The Financial Sector Code (FSC) for Black Economic Empowerment was launched in Johannesburg this morning by the Minister of Trade and Industry, Dr Rob Davies, and Minister of Finance, Pravin Gordhan. The Department of Trade and Industry (DTI) gazetted the FSC in December last year under section 9(1) of the BEE Act.
The Code is the product of extensive consultation and carries the endorsement of the Labour and Community constituencies of the National Economic Development and Labour Council (Nedlac), Business as represented by the financial sector trade associations (ASISA, BASA, SAIA and IBA*), Government as represented by the Department of Trade and Industry, National Treasury and the Presidency, as well as the Association of Black Securities and Investment Professionals (ABSIP). All the constituents involved in negotiating the Code must be commended for their determination to create something that is unique to the financial sector and that will ultimately benefit all stakeholders.
The Code provides the financial sector, which is the country’s biggest contributor to the national GDP, with a clear roadmap on how to build on existing achievements in black economic empowerment to the benefit of all stakeholders. The Code is also the framework against which the empowerment progress of the financial sector is measured.
The Code is unique in that it includes the Empowerment Financing and Access to Financial Services provisions from the old Financial Sector Charter in the scorecard, but with increased targets, in addition to the seven standard elements that form part of the generic Department of Trade and Industry Codes.
The aim of including the Empowerment Financing and Access to Financial Services elements in the scorecard is to advance the transformation process at a faster pace, across the broader economy.

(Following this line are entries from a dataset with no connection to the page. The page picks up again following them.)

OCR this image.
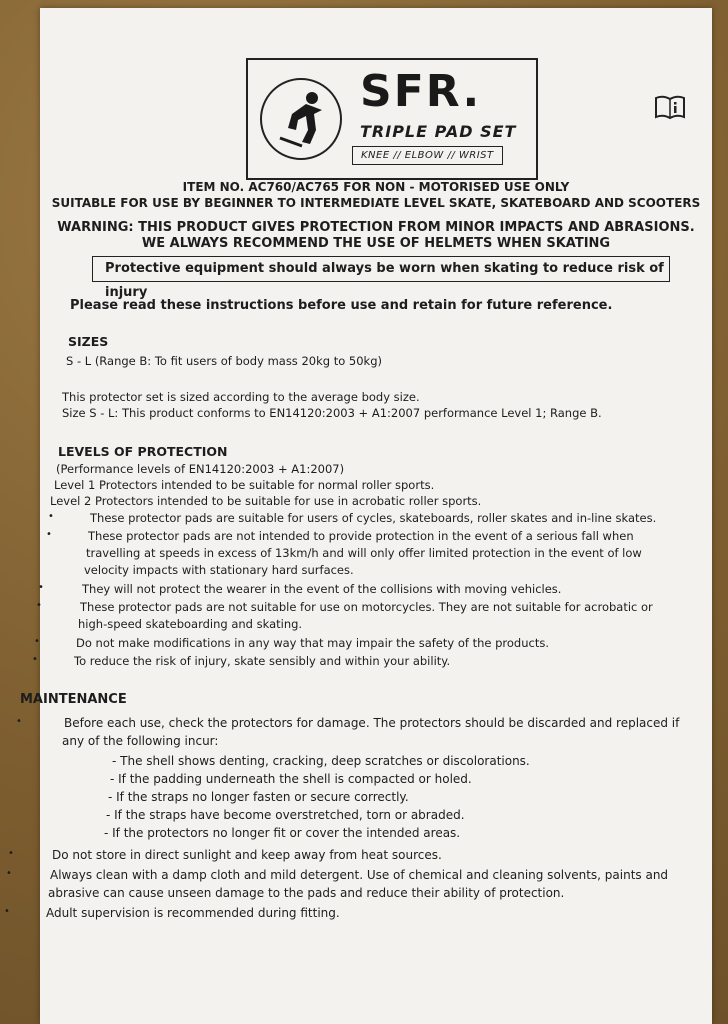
SFR.
TRIPLE PAD SET
KNEE // ELBOW // WRIST
ITEM NO. AC760/AC765 FOR NON - MOTORISED USE ONLY
SUITABLE FOR USE BY BEGINNER TO INTERMEDIATE LEVEL SKATE, SKATEBOARD AND SCOOTERS
WARNING: THIS PRODUCT GIVES PROTECTION FROM MINOR IMPACTS AND ABRASIONS.
WE ALWAYS RECOMMEND THE USE OF HELMETS WHEN SKATING
Protective equipment should always be worn when skating to reduce risk of injury
Please read these instructions before use and retain for future reference.
SIZES
S - L (Range B: To fit users of body mass 20kg to 50kg)
This protector set is sized according to the average body size.
Size S - L: This product conforms to EN14120:2003 + A1:2007 performance Level 1; Range B.
LEVELS OF PROTECTION
(Performance levels of EN14120:2003 + A1:2007)
Level 1 Protectors intended to be suitable for normal roller sports.
Level 2 Protectors intended to be suitable for use in acrobatic roller sports.
•	These protector pads are suitable for users of cycles, skateboards, roller skates and in-line skates.
•	These protector pads are not intended to provide protection in the event of a serious fall when
travelling at speeds in excess of 13km/h and will only offer limited protection in the event of low
velocity impacts with stationary hard surfaces.
•	They will not protect the wearer in the event of the collisions with moving vehicles.
•	These protector pads are not suitable for use on motorcycles. They are not suitable for acrobatic or
high-speed skateboarding and skating.
•	Do not make modifications in any way that may impair the safety of the products.
•	To reduce the risk of injury, skate sensibly and within your ability.
MAINTENANCE
•	Before each use, check the protectors for damage. The protectors should be discarded and replaced if
any of the following incur:
- The shell shows denting, cracking, deep scratches or discolorations.
- If the padding underneath the shell is compacted or holed.
- If the straps no longer fasten or secure correctly.
- If the straps have become overstretched, torn or abraded.
- If the protectors no longer fit or cover the intended areas.
•	Do not store in direct sunlight and keep away from heat sources.
•	Always clean with a damp cloth and mild detergent. Use of chemical and cleaning solvents, paints and
abrasive can cause unseen damage to the pads and reduce their ability of protection.
•	Adult supervision is recommended during fitting.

The Code is a commitment by the financial sector to contribute to the development of the country through the financing of infrastructure, low cost housing, small business, and agriculture as well as ensuring greater access to financial services. Furthermore the financial sector is required by the Code to finance transactions that ensure greater empowerment."
** Note to editors: The Financial Sector Charter Council Board consists of representatives from organised labour, community, government (Department of Trade and Industry, National Treasury and the Presidency), the Association of Black Securities and Investment Professionals (ABSIP), and the financial sector trade associations, namely the Association for Savings and Investment South Africa (ASISA), the Banking Association of South Africa (BASA), the South African Insurance Association (SAIA) and the International Banking Association (IBA). The JSE is also represented through ASISA.